My First Tries with Nick the Quick
Alright, so today I’m digging into this “Nick the Quick” thing everyone keeps mentioning. Honestly? Sounded like another internet gimmick to me at first. But hey, promised fast results for beginners, and I was feeling stuck in my own projects, so screw it. I thought, let’s see what the fuss is actually about.

Started simple. Real simple. The core idea is breaking whatever you’re trying to do into tiny, bite-sized chunks. Not like, “design a website,” but more like, “choose a website template” or “write one headline.” Baby steps. I figured I’d test it on writing a blog post draft – something I usually procrastinate on for days.
- Step 1: I literally sat down and opened a blank doc. That was my first tiny win. Sounds stupid, but actually opening the file instead of thinking about it felt like progress right off the bat.
- Step 2: Next tiny chunk? Write the dang title. Not the whole post, just the title. I stared for maybe ten seconds, then typed something kinda lame: “My Nick Quick Experiment.” Done. Didn’t need to be perfect, just needed to exist.
- Step 3: Intro time. Goal: Write one opening sentence. Again, tiny. My brain relaxed because it knew it wasn’t facing a whole article. Just one sentence: “Trying out Nick the Quick method – will it save me hours?” Boom.
Where Things Got Weird (and Sorta Worked)
Here’s the twist Nick pushes: immediately move on after each step. Don’t edit that crappy sentence you just wrote. Don’t spend an hour picking the perfect photo placeholder. Just… plow forward to the next tiny task. This felt super unnatural.
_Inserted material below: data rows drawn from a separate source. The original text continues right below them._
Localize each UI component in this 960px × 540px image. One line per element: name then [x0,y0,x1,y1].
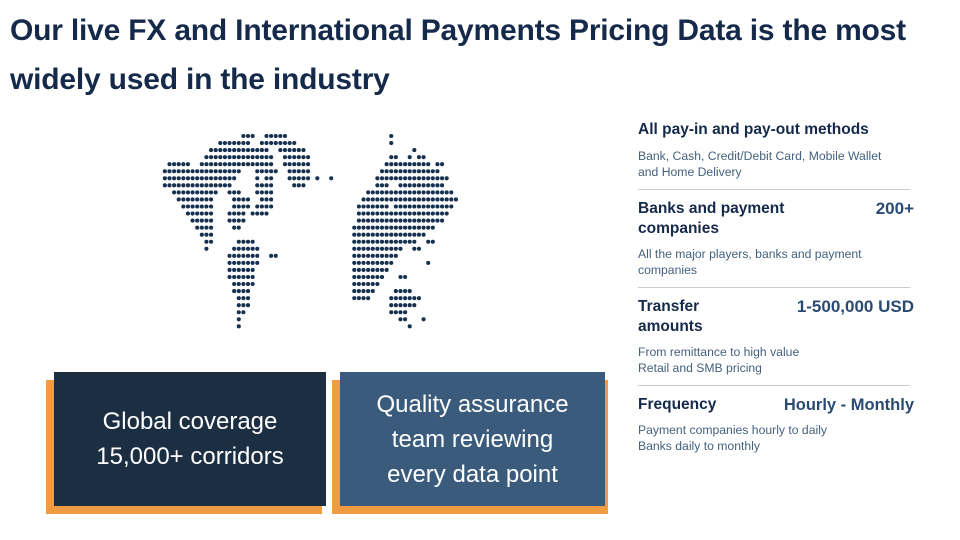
panel-row-header: All pay-in and pay-out methods [638,120,914,140]
panel-row-title: Banks and payment companies [638,199,808,239]
panel-row-frequency: Frequency Hourly - Monthly Payment compa… [638,395,914,454]
panel-row-description: Bank, Cash, Credit/Debit Card, Mobile Wa… [638,148,914,180]
panel-row-desc-line2: Banks daily to monthly [638,438,914,454]
slide-root: Our live FX and International Payments P… [0,0,960,540]
panel-row-desc-line1: All the major players, banks and payment [638,246,914,262]
panel-row-value: 1-500,000 USD [797,297,914,317]
quality-assurance-line3: every data point [376,457,568,492]
panel-row-desc-line2: and Home Delivery [638,164,914,180]
panel-row-description: From remittance to high value Retail and… [638,344,914,376]
panel-row-description: Payment companies hourly to daily Banks … [638,422,914,454]
panel-row-value: 200+ [876,199,914,219]
quality-assurance-card: Quality assurance team reviewing every d… [340,372,605,506]
panel-row-desc-line2: companies [638,262,914,278]
panel-row-desc-line2: Retail and SMB pricing [638,360,914,376]
panel-row-desc-line1: Bank, Cash, Credit/Debit Card, Mobile Wa… [638,148,914,164]
pricing-data-panel: All pay-in and pay-out methods Bank, Cas… [638,120,914,454]
panel-row-header: Transfer amounts 1-500,000 USD [638,297,914,337]
panel-row-title: Frequency [638,395,758,415]
panel-row-header: Banks and payment companies 200+ [638,199,914,239]
quality-assurance-line2: team reviewing [376,422,568,457]
panel-separator [638,189,910,190]
panel-row-pay-methods: All pay-in and pay-out methods Bank, Cas… [638,120,914,180]
panel-row-title: Transfer amounts [638,297,758,337]
panel-row-desc-line1: From remittance to high value [638,344,914,360]
global-coverage-card: Global coverage 15,000+ corridors [54,372,326,506]
panel-row-value: Hourly - Monthly [784,395,914,415]
quality-assurance-line1: Quality assurance [376,387,568,422]
panel-row-transfer-amounts: Transfer amounts 1-500,000 USD From remi… [638,297,914,376]
page-title: Our live FX and International Payments P… [10,6,940,104]
world-map-icon [148,132,508,362]
world-map-dotted [148,132,508,362]
panel-row-title: All pay-in and pay-out methods [638,120,914,140]
panel-row-description: All the major players, banks and payment… [638,246,914,278]
global-coverage-line1: Global coverage [96,404,283,439]
global-coverage-line2: 15,000+ corridors [96,439,283,474]
panel-row-desc-line1: Payment companies hourly to daily [638,422,914,438]
panel-separator [638,385,910,386]
panel-separator [638,287,910,288]
panel-row-header: Frequency Hourly - Monthly [638,395,914,415]
panel-row-banks: Banks and payment companies 200+ All the… [638,199,914,278]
My inner critic was screaming to go back and fix that weak intro sentence. But I forced myself to just add the first subheading: “Step 1: Blank Page Blues.”
Then another tiny chunk: List 3 key points about the method. Didn’t need to flesh them out, just jot down:
- Small bites only
- No editing allowed (yet)
- Move fast to next chunk
…and that was the whole task. Again, done fast. Rinse and repeat: write one rough sentence explaining the first point, move on immediately. Felt almost like running downhill – clumsy and slightly out of control, but definitely moving forward without sweating every step.
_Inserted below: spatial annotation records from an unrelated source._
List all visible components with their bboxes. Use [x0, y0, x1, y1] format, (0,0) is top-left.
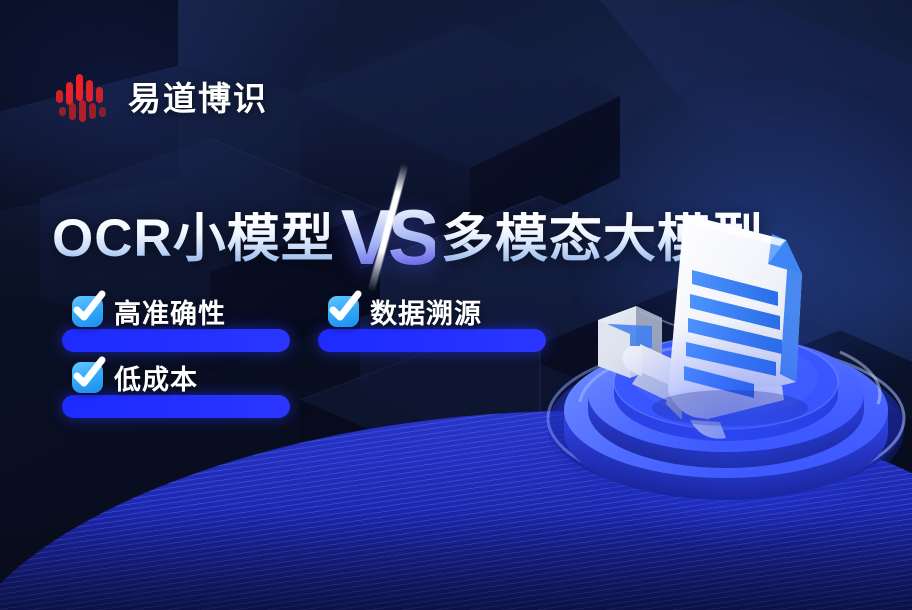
feature-pill-content: 低成本 [72, 358, 198, 397]
check-icon [72, 362, 103, 393]
feature-label: 低成本 [114, 358, 198, 397]
feature-pill-content: 数据溯源 [328, 292, 482, 331]
headline-left: OCR小模型 [52, 212, 335, 265]
feature-pill-2[interactable]: 低成本 [62, 358, 290, 418]
feature-pill-bar [318, 329, 546, 352]
feature-pill-1[interactable]: 数据溯源 [318, 292, 546, 352]
brand-logo: 易道博识 [56, 70, 268, 122]
document-on-podium-3d [540, 196, 912, 526]
feature-pill-bar [62, 395, 290, 418]
versus-badge: VS [337, 204, 439, 271]
check-icon [72, 296, 103, 327]
feature-label: 数据溯源 [370, 292, 482, 331]
waveform-logo-icon [56, 70, 112, 122]
feature-label: 高准确性 [114, 292, 226, 331]
podium-glow [570, 316, 900, 546]
brand-name: 易道博识 [128, 72, 268, 120]
feature-pill-bar [62, 329, 290, 352]
feature-pill-0[interactable]: 高准确性 [62, 292, 290, 352]
feature-pill-content: 高准确性 [72, 292, 226, 331]
check-icon [328, 296, 359, 327]
promo-banner: 易道博识 OCR小模型 VS 多模态大模型 高准确性 [0, 0, 912, 610]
The Shock Moment (and the Catch)
Seriously, maybe 25 minutes in, I looked up and… I had a full, messy, ugly first draft of a blog post staring back at me. Normally, that easily takes me 2 hours of agony. It was rough, full of placeholders and terrible phrasing, but it was complete. That was the Nick the Quick “fast result” in action – getting the damn thing built fast.
Now, the catch. Was it ready? Heck no. It looked like a toddler wrote it while riding a rollercoaster. This method only gets the skeleton built fast. Later, I spent maybe 30 minutes editing, fixing wording, adding that picture I skipped earlier. But here’s the thing: That clean-up felt way easier because the pressure was off. The mountain wasn’t so scary; I was just fixing something that already existed. Total time? Less than an hour for what used to take me half a day. This almost felt like cheating.
So yeah, beginners? Try this. Set stupidly small goals, power through each one without looking back (editing is for later!), and keep piling those tiny wins up. You won’t believe how fast you actually move. Still can’t believe how such a simple shift kicked my butt into gear. Solid method for getting unstuck fast.